What if instead of building hierarchical models out of mathematical functions, one used a hierarchical system of physical devices to perform computation? Hardware accelerators for deep learning provide optimized computation of tensor products and activation functions. But one need not model nor even mimic the precise mathematics used in current deep networks. All that is truly needed is an efficient way of training the parameters of a system with enough expressive power.

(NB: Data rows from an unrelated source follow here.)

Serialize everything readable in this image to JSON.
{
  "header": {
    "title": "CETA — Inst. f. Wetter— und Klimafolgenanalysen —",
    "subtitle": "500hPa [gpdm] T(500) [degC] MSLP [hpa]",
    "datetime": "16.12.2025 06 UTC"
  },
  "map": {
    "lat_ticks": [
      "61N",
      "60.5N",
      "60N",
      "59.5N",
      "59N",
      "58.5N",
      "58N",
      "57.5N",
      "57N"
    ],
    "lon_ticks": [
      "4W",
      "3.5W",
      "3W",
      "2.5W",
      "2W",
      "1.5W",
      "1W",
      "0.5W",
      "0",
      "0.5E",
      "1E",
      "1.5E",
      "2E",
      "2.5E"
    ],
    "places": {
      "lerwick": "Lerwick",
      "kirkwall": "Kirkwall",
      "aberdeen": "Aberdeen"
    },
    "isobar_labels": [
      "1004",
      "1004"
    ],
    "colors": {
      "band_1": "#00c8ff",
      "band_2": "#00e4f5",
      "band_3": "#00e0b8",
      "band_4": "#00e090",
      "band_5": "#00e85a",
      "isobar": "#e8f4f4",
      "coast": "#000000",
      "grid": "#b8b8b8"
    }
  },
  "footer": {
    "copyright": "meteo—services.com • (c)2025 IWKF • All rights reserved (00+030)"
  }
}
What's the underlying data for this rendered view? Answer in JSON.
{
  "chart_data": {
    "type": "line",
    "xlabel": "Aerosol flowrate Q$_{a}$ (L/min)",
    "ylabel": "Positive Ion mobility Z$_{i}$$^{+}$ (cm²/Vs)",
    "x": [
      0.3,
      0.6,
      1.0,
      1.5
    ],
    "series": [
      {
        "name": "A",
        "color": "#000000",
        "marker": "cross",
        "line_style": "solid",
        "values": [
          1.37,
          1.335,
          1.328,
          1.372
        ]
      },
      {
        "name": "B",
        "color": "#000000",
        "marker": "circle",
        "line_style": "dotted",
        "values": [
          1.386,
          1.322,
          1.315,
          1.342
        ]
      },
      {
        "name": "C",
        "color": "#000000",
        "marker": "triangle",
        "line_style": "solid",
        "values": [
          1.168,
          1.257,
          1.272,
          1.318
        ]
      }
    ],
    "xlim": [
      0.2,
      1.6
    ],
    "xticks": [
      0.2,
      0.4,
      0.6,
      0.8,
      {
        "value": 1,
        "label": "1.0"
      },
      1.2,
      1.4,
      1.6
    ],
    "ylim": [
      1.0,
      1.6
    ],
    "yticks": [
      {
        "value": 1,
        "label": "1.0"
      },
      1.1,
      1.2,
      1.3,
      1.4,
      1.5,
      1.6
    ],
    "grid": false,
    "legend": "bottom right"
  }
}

In [Wri22D], the authors propose training controllable
parameters of deep networks of physical devices by gradient methods while using
the actual outputs of the physical system during training. The gradients are
computed through backpropagating the true inference error on a differentiable
digital twin of the device - contrary to approaches that rely entirely on the
digital twin (also for the forward passes). This approach is thus a mixture of
in-situ and in-silico and was dubbed *physics aware training* (PAT). Despite the
simulation of the analyzed physical systems being very accurate, the authors
found that purely in-silico training on digital twins leads to significantly
poorer final results, presumably due to accumulation of errors.

Hardware trained in this way has the potential to dramatically decrease energy cost for inference by using specialized and fast physical systems for performing the computation task at hand. Besides the applications shown in the paper for standard machine learning benchmarks like MNIST, one could think of applying this method to the tuning of physical stacks of controllers for which suitable simulations are available. These methods are particularly appealing when the input signal to be processed is non-digital, e.g. sound waves entering a smart microphone.